March 14, 2013

The Viennese Interior

Lecture by Joseph Leo Koerner


Vienna has always taken its interiors very seriously. Between the fin-de-siècle and 1938, many important artists and intellectuals tackled the question of how to structure and define the inner spaces of everyday life – with the aim of establishing a correspondence between the built environment and the subjective, inner world. Hermann Broch spoke of a “void of values” in the period before World War I, and the new interior designs can be understood as attempts to fill this void.

In his lecture in the Secession’s Hauptraum, Joseph Leo Koerner will address the many and varied meanings of “The Viennese Interior”. This lecture also concludes the Secession’s program of Klimt Year events.

Joseph Leo Koerner is professor of art and architecture at Harvard University. He is currently working on the art, culture, politics, and intellectual currents of Vienna in the first two decades of the 20th century. Following his much-praised BBC documentary Vienna: City of Dreams, he is currently delivering the prestigious Slade Lectures in Oxford on the same theme.

The lecture is organized by the Secession and the Friends of the Secession

Joseph Leo Koerner
Born in Pittsburgh, Pennsylvania, and raised there and in Vienna, Joseph Leo Koerner studied at Yale University (B.A. 1980), Cambridge University (M.A. 1982), University of Heidelberg (1982-3), and University of California at Berkeley (M.A. 1985, Ph.D. 1988). After three years at the Society of Fellows, Harvard University (1986-89), he joined the Harvard faculty, where he was Professor of History of Art and Architecture until 1999. 1999-2000 he was Professor of Modern Art History at the University of Frankfurt; in 2000 he moved to London, where he was Professor first at University College London (until 2004), then at the Courtauld Institute of Art (until 2007). He is now Victor S. Thomas Professor of the History of Art and Architecture at Harvard University.

Koerner organized teaching exhibitions at Harvard on Early Netherlandish Painting (1990), German Renaissance Art (1993), Pieter Bruegel (1995) and Netherlandish prints 1550-1675 (1999). At the Austrian National Gallery in 1997, he curated a retrospective of the work of his father, the painter Henry Koerner. In 2002, he collaborated with Bruno Latour and others on the exhibition Iconoclash: Beyond the Image Wars at the Center for Art and Media in Karlsruhe.

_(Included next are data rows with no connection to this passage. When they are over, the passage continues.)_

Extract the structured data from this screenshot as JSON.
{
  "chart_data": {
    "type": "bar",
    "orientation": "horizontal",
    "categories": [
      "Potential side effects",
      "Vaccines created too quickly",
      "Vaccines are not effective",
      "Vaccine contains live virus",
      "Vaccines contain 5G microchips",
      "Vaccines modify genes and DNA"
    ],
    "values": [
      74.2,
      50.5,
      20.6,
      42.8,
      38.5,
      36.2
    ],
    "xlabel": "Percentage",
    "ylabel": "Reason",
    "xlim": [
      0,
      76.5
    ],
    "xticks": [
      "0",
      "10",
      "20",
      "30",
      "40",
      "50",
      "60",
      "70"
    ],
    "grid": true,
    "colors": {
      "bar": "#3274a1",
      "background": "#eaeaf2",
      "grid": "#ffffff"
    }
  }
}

His books include Die Suche nach dem Labyrinth – Der Mythos von Daedalus und Ikarus (1983), Caspar David Friedrich and the Subject of Landscape (1990), The Moment of Self-Portraiture in German Renaissance Art (1993), and The Reformation of the Image (2004). Koerner wrote and presented the three-part series Northern Renaissance for BBC Television, as well as the feature-length documentary Vienna: City of Dreams, premiered on the BBC in December 2007.

Koerner was awarded the Jan Mitchell Prize for the History of Art in 1992. He is a member of the American Academy of Arts and Sciences (since 1995) and the American Philosophical Society (since 2008) and a Senior Fellow (since 2008) at Harvard’s Society of Fellows. He received the 2009 Andrew W. Mellon Distinguished Achievement Award, which funds projects during the years 2010-2014.